Cosmetici per bambini. È questa la tendenza del 2019 che arriva dall’Oriente dove hanno presentato la paidcosmesi, ovvero i prodotti per piccolini (a partire dai tre anni). Via libera quindi – secondo le case di produzioni) – a maschere e make up. Qualche giorno fa ci siamo chiesti: fanno bene? La nostra è stata un’opinione puramente da genitori. A rispondere alla domanda, oggi, è la professoressa Pucci Romano, dermatologa e presidente Skineco, associazione internazionale di dermatologia ecologica, intervistata dall’Ansa.

"La pelle di un bambino prima dei 4-5 anni è immunologicamente immatura. L'organismo é in fieri ed è quindi più a rischio. Si tratta di cosmetici con una dermocompatibilità che non può essere provata perché la legge vieta espressamente questo tipo di test sui bambini, e quindi per definizione sono a rischio. Poi sul green e sull'ecocompatibilità se ne può discutere ma ciò che preoccupa é l'effetto di questi cosmetici su una pelle immatura che non ha il supporto delle ghiandole sebacee che iniziano a funzionare solo con la pubertà, poiché sono ormonodipendenti. Inoltre, il bambino ha un film idrolipidico non perfettamente definito e un'attività metabolica non completamente stabilita”.
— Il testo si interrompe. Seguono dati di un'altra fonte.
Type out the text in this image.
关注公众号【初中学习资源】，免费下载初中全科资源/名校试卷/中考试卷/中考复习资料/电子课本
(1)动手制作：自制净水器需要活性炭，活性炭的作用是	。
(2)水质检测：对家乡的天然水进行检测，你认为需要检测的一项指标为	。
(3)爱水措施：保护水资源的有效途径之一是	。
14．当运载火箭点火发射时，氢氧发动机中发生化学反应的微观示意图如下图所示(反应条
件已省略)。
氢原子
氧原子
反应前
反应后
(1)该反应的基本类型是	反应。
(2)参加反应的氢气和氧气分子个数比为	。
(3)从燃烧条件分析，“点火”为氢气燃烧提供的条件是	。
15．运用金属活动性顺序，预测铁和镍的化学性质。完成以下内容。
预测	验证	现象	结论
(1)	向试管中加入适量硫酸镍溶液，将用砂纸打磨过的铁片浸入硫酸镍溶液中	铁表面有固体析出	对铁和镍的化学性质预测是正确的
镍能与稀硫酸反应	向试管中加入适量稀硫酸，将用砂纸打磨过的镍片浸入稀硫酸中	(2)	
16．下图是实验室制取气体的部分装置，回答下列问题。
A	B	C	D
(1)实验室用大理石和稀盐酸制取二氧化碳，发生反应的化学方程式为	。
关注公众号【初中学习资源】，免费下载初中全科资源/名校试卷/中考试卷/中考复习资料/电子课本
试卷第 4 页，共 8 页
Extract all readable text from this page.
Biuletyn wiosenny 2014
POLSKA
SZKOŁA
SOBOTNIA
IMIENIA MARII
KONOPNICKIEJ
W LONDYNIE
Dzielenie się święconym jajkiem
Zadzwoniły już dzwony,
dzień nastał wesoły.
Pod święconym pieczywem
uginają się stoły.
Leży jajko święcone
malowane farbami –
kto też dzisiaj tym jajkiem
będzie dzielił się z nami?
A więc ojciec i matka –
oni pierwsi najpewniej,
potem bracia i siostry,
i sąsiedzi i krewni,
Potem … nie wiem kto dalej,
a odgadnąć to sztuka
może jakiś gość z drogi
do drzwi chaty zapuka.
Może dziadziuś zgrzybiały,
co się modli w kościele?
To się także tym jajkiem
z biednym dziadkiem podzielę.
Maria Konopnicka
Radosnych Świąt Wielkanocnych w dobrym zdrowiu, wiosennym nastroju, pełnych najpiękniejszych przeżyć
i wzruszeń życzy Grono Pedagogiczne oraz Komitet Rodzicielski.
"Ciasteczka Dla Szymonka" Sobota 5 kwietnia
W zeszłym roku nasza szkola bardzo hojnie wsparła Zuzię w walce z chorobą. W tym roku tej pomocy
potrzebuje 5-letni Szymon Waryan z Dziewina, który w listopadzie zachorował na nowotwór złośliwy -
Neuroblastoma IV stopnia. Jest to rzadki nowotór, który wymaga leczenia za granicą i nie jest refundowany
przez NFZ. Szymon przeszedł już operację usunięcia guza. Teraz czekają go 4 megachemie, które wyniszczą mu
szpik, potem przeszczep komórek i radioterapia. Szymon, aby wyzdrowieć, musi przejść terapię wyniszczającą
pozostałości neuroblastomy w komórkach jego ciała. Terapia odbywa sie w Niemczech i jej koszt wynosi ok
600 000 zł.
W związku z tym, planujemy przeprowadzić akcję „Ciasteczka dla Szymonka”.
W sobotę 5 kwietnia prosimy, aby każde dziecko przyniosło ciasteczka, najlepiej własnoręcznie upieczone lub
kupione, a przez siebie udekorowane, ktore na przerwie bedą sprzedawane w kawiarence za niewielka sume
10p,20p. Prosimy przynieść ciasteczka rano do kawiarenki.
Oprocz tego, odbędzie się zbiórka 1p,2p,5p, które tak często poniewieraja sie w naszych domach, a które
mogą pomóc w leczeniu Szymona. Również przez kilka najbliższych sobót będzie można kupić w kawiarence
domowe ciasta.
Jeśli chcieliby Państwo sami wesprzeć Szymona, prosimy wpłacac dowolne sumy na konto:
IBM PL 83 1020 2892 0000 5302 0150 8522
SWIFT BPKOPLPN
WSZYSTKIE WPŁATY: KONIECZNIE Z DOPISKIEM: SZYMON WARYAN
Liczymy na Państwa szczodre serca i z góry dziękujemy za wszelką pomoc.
Questi prodotti per il momento non sono in vendita in Italia, dove la normativa, come in tutta Europa è molto rigorosa. Ovviamente il pericolo però che la tendenza possa diffondersi anche qui c’è.

“Proprio perché non hanno le capacità immunitarie per potersi difendere. L'attenzione alla pelle dei piccoli deve essere ancor più alta rispetto a un adulto. Prodotti come le BB cream, le maschere scintillanti per bambini sono quasi ai limiti della legalità. Ma stiamo scherzando? È davvero un attentato alla salute!”